Ci spiega il concetto di One Health, che vi caratterizza?
“One Health”: la salute che corrisponde all’equilibrio del tutto. Non si può essere sani in un mondo malato. Siamo dentro un sistema, dove intervengono fattori epigenetici e genetici che non dipendono da noi. Però dobbiamo essere consapevoli che, se non sta bene la formica, non stiamo bene nemmeno noi. Ogni essere animato e non animato ha il suo compito e deve poterlo esprimere. La mia regola è sempre stata quella di capire: capire che c’è un’intelligenza naturale, superiore. Ritengo questa umiltà necessaria. La natura è fatta di reti che si connettono una con l’altra: questo è il sistema. Quando una rete si interrompe c’è lo squilibrio dell’equilibrio e ci si ammala.
Quanto incide la ricerca scientifica sulle materie prime che utilizzate e sul vostro prodotto finito?
Moltissimo. I primi tempi Aboca era solo ricerca. Le nuove frontiere di oggi sono le nuove tecnologie applicate ai segreti della vita. L’ intelligenza naturale programma il caos. La sfida dell’intelligenza artificiale è governare il caos. E qui torna l’umiltà di conoscere: ogni vita è diversa, ma possiamo comprendere i parametri che si ripetono. Questo è un punto focale dell’organizzazione: oggi con la scienza si può fare. Si cerca la probabilità. Possiamo avere dei range di probabilità. Sembra filosofia, ma è un concetto per noi fondamentale e ci lavoriamo da 40 anni. ESG, B Corp: Aboca mette la sostenibilità al centro da tempi in cui non era così usuale.
Cosa c’è alla base della sua intuizione di curarsi con le sostanze vegetali?
L’impresa non può solo prendere, deve anche dare. In questo modo il ritorno è più grande. L’impresa è un servizio più che una mera attività di lucro. Questo approccio garantisce un successo sicuro. Io sono nato con l’approccio di Olivetti. Mettersi l’etichetta della B Corp senza spirito di servizio equivale a un doppio fallimento.

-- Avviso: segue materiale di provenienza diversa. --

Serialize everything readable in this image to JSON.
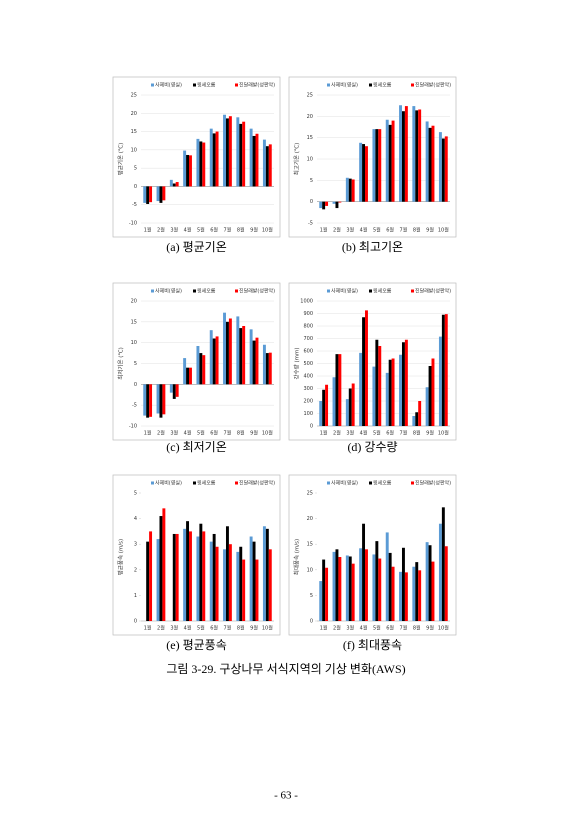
{
  "chart_data": [
    {
      "type": "bar",
      "caption": "(a) 평균기온",
      "y_label": "평균기온 (℃)",
      "categories": [
        "1월",
        "2월",
        "3월",
        "4월",
        "5월",
        "6월",
        "7월",
        "8월",
        "9월",
        "10월"
      ],
      "series": [
        {
          "name": "사제비(영실)",
          "color": "#5b9bd5",
          "values": [
            -4.5,
            -4.0,
            1.8,
            9.8,
            13.0,
            15.8,
            19.6,
            18.9,
            15.8,
            12.8
          ]
        },
        {
          "name": "윗세오름",
          "color": "#000000",
          "values": [
            -4.8,
            -4.5,
            0.8,
            8.6,
            12.3,
            14.5,
            18.6,
            17.1,
            13.8,
            11.0
          ]
        },
        {
          "name": "진달래밭(성판악)",
          "color": "#ff0000",
          "values": [
            -4.3,
            -3.8,
            1.2,
            8.5,
            12.0,
            15.0,
            19.2,
            17.7,
            14.4,
            11.5
          ]
        }
      ],
      "ylim": [
        -10,
        25
      ],
      "yticks": [
        -10,
        -5,
        0,
        5,
        10,
        15,
        20,
        25
      ],
      "grid": true
    },
    {
      "type": "bar",
      "caption": "(b) 최고기온",
      "y_label": "최고기온 (℃)",
      "categories": [
        "1월",
        "2월",
        "3월",
        "4월",
        "5월",
        "6월",
        "7월",
        "8월",
        "9월",
        "10월"
      ],
      "series": [
        {
          "name": "사제비(영실)",
          "color": "#5b9bd5",
          "values": [
            -1.5,
            -0.5,
            5.6,
            13.8,
            17.0,
            19.2,
            22.6,
            22.4,
            18.8,
            16.3
          ]
        },
        {
          "name": "윗세오름",
          "color": "#000000",
          "values": [
            -1.8,
            -1.5,
            5.4,
            13.5,
            17.0,
            18.0,
            21.2,
            21.4,
            17.3,
            14.8
          ]
        },
        {
          "name": "진달래밭(성판악)",
          "color": "#ff0000",
          "values": [
            -1.0,
            -0.2,
            5.2,
            13.0,
            17.0,
            19.0,
            22.4,
            21.6,
            17.8,
            15.3
          ]
        }
      ],
      "ylim": [
        -5,
        25
      ],
      "yticks": [
        -5,
        0,
        5,
        10,
        15,
        20,
        25
      ],
      "grid": true
    },
    {
      "type": "bar",
      "caption": "(c) 최저기온",
      "y_label": "최저기온 (℃)",
      "categories": [
        "1월",
        "2월",
        "3월",
        "4월",
        "5월",
        "6월",
        "7월",
        "8월",
        "9월",
        "10월"
      ],
      "series": [
        {
          "name": "사제비(영실)",
          "color": "#5b9bd5",
          "values": [
            -7.5,
            -7.0,
            -2.0,
            6.3,
            9.2,
            13.0,
            17.2,
            16.3,
            13.2,
            9.5
          ]
        },
        {
          "name": "윗세오름",
          "color": "#000000",
          "values": [
            -8.0,
            -8.0,
            -3.5,
            4.0,
            7.5,
            11.0,
            15.0,
            13.5,
            10.5,
            7.5
          ]
        },
        {
          "name": "진달래밭(성판악)",
          "color": "#ff0000",
          "values": [
            -7.8,
            -7.2,
            -3.0,
            4.0,
            7.0,
            11.5,
            15.8,
            14.0,
            11.2,
            7.6
          ]
        }
      ],
      "ylim": [
        -10,
        20
      ],
      "yticks": [
        -10,
        -5,
        0,
        5,
        10,
        15,
        20
      ],
      "grid": true
    },
    {
      "type": "bar",
      "caption": "(d) 강수량",
      "y_label": "강수량 (mm)",
      "categories": [
        "1월",
        "2월",
        "3월",
        "4월",
        "5월",
        "6월",
        "7월",
        "8월",
        "9월",
        "10월"
      ],
      "series": [
        {
          "name": "사제비(영실)",
          "color": "#5b9bd5",
          "values": [
            200,
            390,
            215,
            585,
            475,
            425,
            570,
            80,
            310,
            715
          ]
        },
        {
          "name": "윗세오름",
          "color": "#000000",
          "values": [
            290,
            575,
            300,
            870,
            690,
            530,
            670,
            110,
            480,
            890
          ]
        },
        {
          "name": "진달래밭(성판악)",
          "color": "#ff0000",
          "values": [
            330,
            575,
            340,
            925,
            640,
            540,
            690,
            200,
            540,
            895
          ]
        }
      ],
      "ylim": [
        0,
        1000
      ],
      "yticks": [
        0,
        100,
        200,
        300,
        400,
        500,
        600,
        700,
        800,
        900,
        1000
      ],
      "grid": true
    },
    {
      "type": "bar",
      "caption": "(e) 평균풍속",
      "y_label": "평균풍속 (m/s)",
      "categories": [
        "1월",
        "2월",
        "3월",
        "4월",
        "5월",
        "6월",
        "7월",
        "8월",
        "9월",
        "10월"
      ],
      "series": [
        {
          "name": "사제비(영실)",
          "color": "#5b9bd5",
          "values": [
            null,
            3.2,
            null,
            3.6,
            3.3,
            3.1,
            2.8,
            2.7,
            3.3,
            3.7
          ]
        },
        {
          "name": "윗세오름",
          "color": "#000000",
          "values": [
            3.1,
            4.1,
            3.4,
            3.9,
            3.8,
            3.4,
            3.7,
            2.9,
            3.1,
            3.6
          ]
        },
        {
          "name": "진달래밭(성판악)",
          "color": "#ff0000",
          "values": [
            3.5,
            4.4,
            3.4,
            3.5,
            3.5,
            2.9,
            3.0,
            2.4,
            2.4,
            2.8
          ]
        }
      ],
      "ylim": [
        0,
        5
      ],
      "yticks": [
        0,
        1,
        2,
        3,
        4,
        5
      ],
      "grid": false
    },
    {
      "type": "bar",
      "caption": "(f) 최대풍속",
      "y_label": "최대풍속 (m/s)",
      "categories": [
        "1월",
        "2월",
        "3월",
        "4월",
        "5월",
        "6월",
        "7월",
        "8월",
        "9월",
        "10월"
      ],
      "series": [
        {
          "name": "사제비(영실)",
          "color": "#5b9bd5",
          "values": [
            7.8,
            13.5,
            12.8,
            14.2,
            13.0,
            17.3,
            9.6,
            10.6,
            15.4,
            19.0
          ]
        },
        {
          "name": "윗세오름",
          "color": "#000000",
          "values": [
            12.0,
            14.0,
            12.6,
            19.0,
            15.6,
            13.3,
            14.3,
            11.5,
            14.8,
            22.2
          ]
        },
        {
          "name": "진달래밭(성판악)",
          "color": "#ff0000",
          "values": [
            10.4,
            12.5,
            11.2,
            14.0,
            12.2,
            10.6,
            9.5,
            9.9,
            11.6,
            14.6
          ]
        }
      ],
      "ylim": [
        0,
        25
      ],
      "yticks": [
        0,
        5,
        10,
        15,
        20,
        25
      ],
      "grid": false
    }
  ],
  "figure_caption": "그림 3-29. 구상나무 서식지역의 기상 변화(AWS)",
  "page_number": "- 63 -"
}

Nel suo passato ci sono le automobili.
Come si passa dall’automotive alle piante medicinali?
Ho fatto tanti lavori, ma quando si fa l’imprenditore il lavoro è sempre lo stesso. Ho voluto portare sempre innovazione in quello che ho fatto. Volevo cambiare usi e consuetudini sbagliate. Fare l’imprenditore senza umiltà e fatica è impossibile. La prima regola è essere capaci di servire.
Il gruppo Aboca chiude il 2023 con una crescita sull’anno precedente a due cifre, vicina al +20%. Siete soddisfatti? Quali obiettivi vi date per il futuro in termini di mercato?
Dobbiamo riequilibrare. Se non riequilibriamo il sistema la crescita non è fisiologica. La crescita va sempre trattata con attenzione. Il progetto è condividere. L’aspirazione è che quello che a noi sembra virtuoso diventi virtuoso per tutti.